Kongress Städtebaulicher Denkmalschutz

Denkmalschutz als Konjunkturprogramm

Carl-Friedrich Höck30. August 2016
In Neuruppin findet in diesem Jahr der Bundeskongress Städtebaulicher Denkmalschutz statt.
Mehr als 300 Experten diskutieren in Berlin und Brandenburg über die neuen Herausforderungen des städtebaulichen Denkmalschutzes. Auf dem Kongress wird aber nicht nur über die Zukunft gesprochen – sondern auch eine außerordentliche Erfolgsgeschichte gewürdigt.

Am 28. Mai 1991 unterschrieben die Mitglieder einer interdisziplinär zusammengesetzten Expertengruppe in Neuruppin eine Erklärung. Sie forderten: Das Kulturgut der neuen Bundesländer muss gerettet, die verfallenden historischen Stadtkerne müssen erhalten werden! Aus der Forderung wurde Realität: Kurz darauf wurde das Bund-Länderprogramm „Städtebaulicher Denkmalschutz“ ins Leben gerufen.

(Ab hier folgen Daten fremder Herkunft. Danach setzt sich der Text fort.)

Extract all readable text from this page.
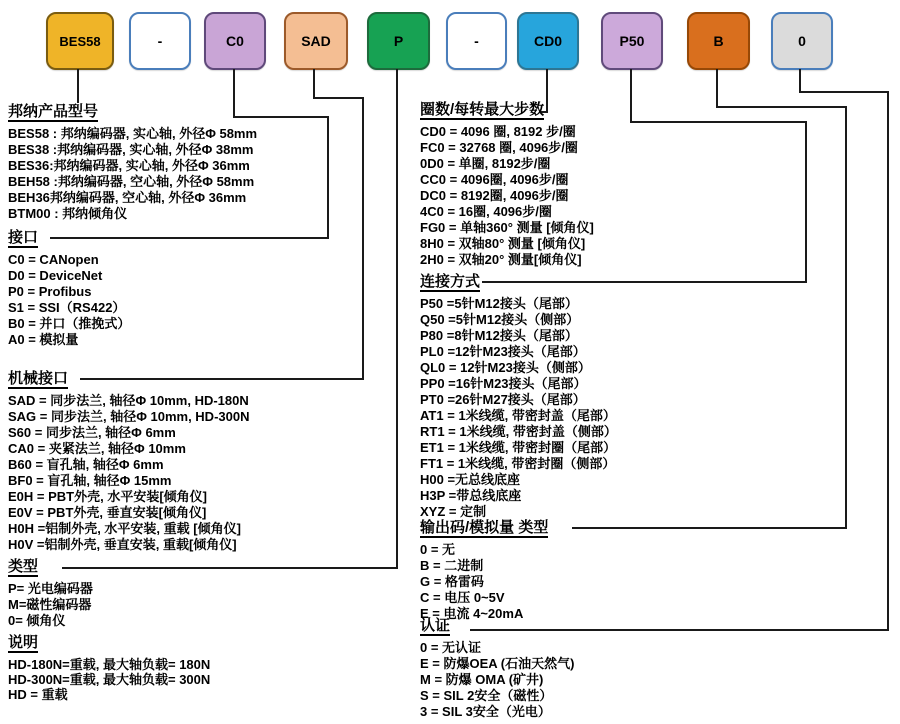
BES58	-	C0	SAD	P	-	CD0	P50	B	0
邦纳产品型号
BES58 : 邦纳编码器, 实心轴, 外径Φ 58mm
BES38 :邦纳编码器, 实心轴, 外径Φ 38mm
BES36:邦纳编码器, 实心轴, 外径Φ 36mm
BEH58 :邦纳编码器, 空心轴, 外径Φ 58mm
BEH36邦纳编码器, 空心轴, 外径Φ 36mm
BTM00 : 邦纳倾角仪
接口
C0 = CANopen
D0 = DeviceNet
P0 = Profibus
S1 = SSI（RS422）
B0 = 并口（推挽式）
A0 = 模拟量
机械接口
SAD = 同步法兰, 轴径Φ 10mm, HD-180N
SAG = 同步法兰, 轴径Φ 10mm, HD-300N
S60 = 同步法兰, 轴径Φ 6mm
CA0 = 夹紧法兰, 轴径Φ 10mm
B60 = 盲孔轴, 轴径Φ 6mm
BF0 = 盲孔轴, 轴径Φ 15mm
E0H = PBT外壳, 水平安装[倾角仪]
E0V = PBT外壳, 垂直安装[倾角仪]
H0H =铝制外壳, 水平安装, 重载 [倾角仪]
H0V =铝制外壳, 垂直安装, 重载[倾角仪]
类型
P= 光电编码器
M=磁性编码器
0= 倾角仪
说明
HD-180N=重载, 最大轴负载= 180N
HD-300N=重载, 最大轴负载= 300N
HD = 重载
圈数/每转最大步数
CD0 = 4096 圈, 8192 步/圈
FC0 = 32768 圈, 4096步/圈
0D0 = 单圈, 8192步/圈
CC0 = 4096圈, 4096步/圈
DC0 = 8192圈, 4096步/圈
4C0 = 16圈, 4096步/圈
FG0 = 单轴360° 测量 [倾角仪]
8H0 = 双轴80° 测量 [倾角仪]
2H0 = 双轴20° 测量[倾角仪]
连接方式
P50 =5针M12接头（尾部）
Q50 =5针M12接头（侧部）
P80 =8针M12接头（尾部）
PL0 =12针M23接头（尾部）
QL0 = 12针M23接头（侧部）
PP0 =16针M23接头（尾部）
PT0 =26针M27接头（尾部）
AT1 = 1米线缆, 带密封盖（尾部）
RT1 = 1米线缆, 带密封盖（侧部）
ET1 = 1米线缆, 带密封圈（尾部）
FT1 = 1米线缆, 带密封圈（侧部）
H00 =无总线底座
H3P =带总线底座
XYZ = 定制
输出码/模拟量 类型
0 = 无
B = 二进制
G = 格雷码
C = 电压 0~5V
E = 电流 4~20mA
认证
0 = 无认证
E = 防爆OEA (石油天然气)
M = 防爆 OMA (矿井)
S = SIL 2安全（磁性）
3 = SIL 3安全（光电）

Es zielte nicht nur darauf ab, die Gebäude zu erhalten, sondern sollte die teils trostlosen Innenstädte wiederbeleben.

Die Altstädte waren verfallen

25 Jahre später sind wieder Experten und Politiker in Neuruppin zusammengekommen: Zum 24. Kongress Städtebaulicher Denkmalschutz, der am 30. August hier eröffnet wurde. Genauer: In der mehr als 200 Jahre alten Kulturkirche Sankt Marien. Für Neuruppins Bürgermeister ist sie das passende Symbol für den Wandel der vergangenen zweieinhalb Jahrzehnte. „Vor 25 Jahren hätten wir jetzt unter Gerüsten gesessen“, rief er in Erinnerung. Und auch Brandenburgs Ministerin für Infrastruktur und Landesplanung Kathrin Schneider bezeichnete die Neuruppiner Erklärung als Beginn einer „Erfolgsgeschichte sondergleichen, auch im Land Brandenburg.“ Die Altstädte seien nach 40 Jahren DDR verfallen und nahezu hinüber gewesen. Mit dem Programm städtebaulicher Denkmalschutz „waren dann die Ressourcen da, um diese Schätze wieder zu heben.“

Die Investitionen haben sich gelohnt, wie Harald Hermann, Direktor des Bundesinstituts für Bau-, Stadt- und Raumforschung, später erläuterte: Denn das Denkmalschutzprogramm habe in den Altstädten weitere Bauvorhaben ausgelöst, deren Volumen mehr als das Achtfache der über das Programm investierten Mittel betrage. Der städtebauliche Denkmalschutz sei also auch ein Konjunkturprogramm.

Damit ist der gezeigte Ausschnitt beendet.